Depends on the method of inflicting it. Risks missing with less accurate options like Sing. Causes you to lose a turn, rather than your opponent. To look at it a different way with Sleep Powder:
- 25% miss chance. Results in -1 action for you.
- 75% hit chance.
- 33% chance of 1 sleep turn. Cost you an action to make them lose an action. No net change.
- 33% chance of 2 sleep turns. Spent one action to stop two of theirs. +1 action.
- 33% chance of 3 sleep turns. +2 actions.
Expected value of Sleep Powder: (.25 * -1) + (.75 * .33 * 0) + (.75 * .33 * 1) + (.75 * .33 * 2) = 0.4925 extra actions per Sleep Powder use. Not bad.

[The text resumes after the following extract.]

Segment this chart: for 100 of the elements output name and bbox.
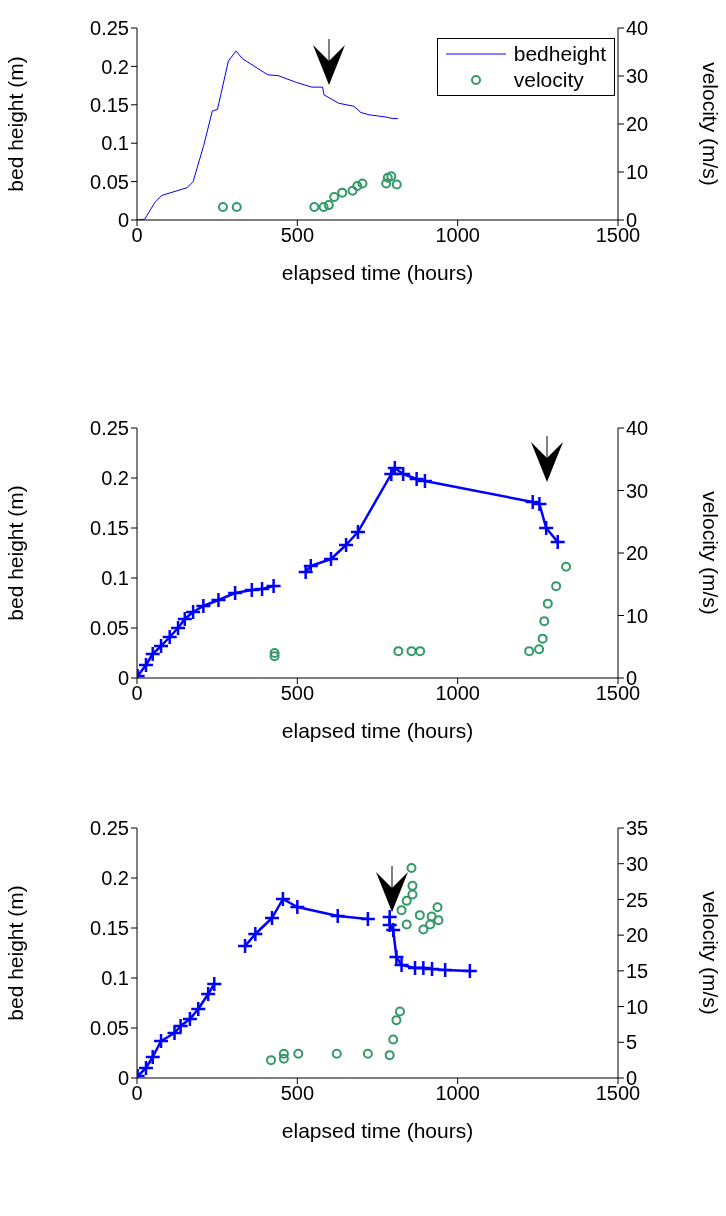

Compare this to something like Swords Dance. Normally deals 100 damage, for ease.
Turn 1: 0 damage.
Turn 2: 200 damage.
Turn 3: 200 damage.
Turn 4: 200 damage.
Racked up 600 damage instead of 400 across 4 turns. Averages out to 0.5 extra actions over your opponent every turn, in a sense, albeit at a 4 turn commitment. Increases in value beyond that, of course.
May be a little more simplistic than reality. Is not a competitive player. Recognizes the power of Swords Dance potentially robbing actions via knockout. Did not acknowledge the momentum swing of an easy switch or Leftovers healing either. Seems relatively okay for Sleep Powder, at least.
Becomes overpowered when things like Spore enter the conversation. Incurs a high stat cost for a reason. Saddled Shiinotic with 405 base stats (with a halfway decent spread). Created more counterplay these days than past days, however: Safety Goggles, Electric Terrain, Misty Terrain, Grass powder immunity, and various abilities. Is that enough? Shrugs. Fights it so rarely, not including that awful 6-star Tera Raid Amoongus.
Suspects some of the reason for the Sleep Clause is for swingyness. Potentially wins on pure luck. Bans moves like Guillotine and Minimize on similar grounds.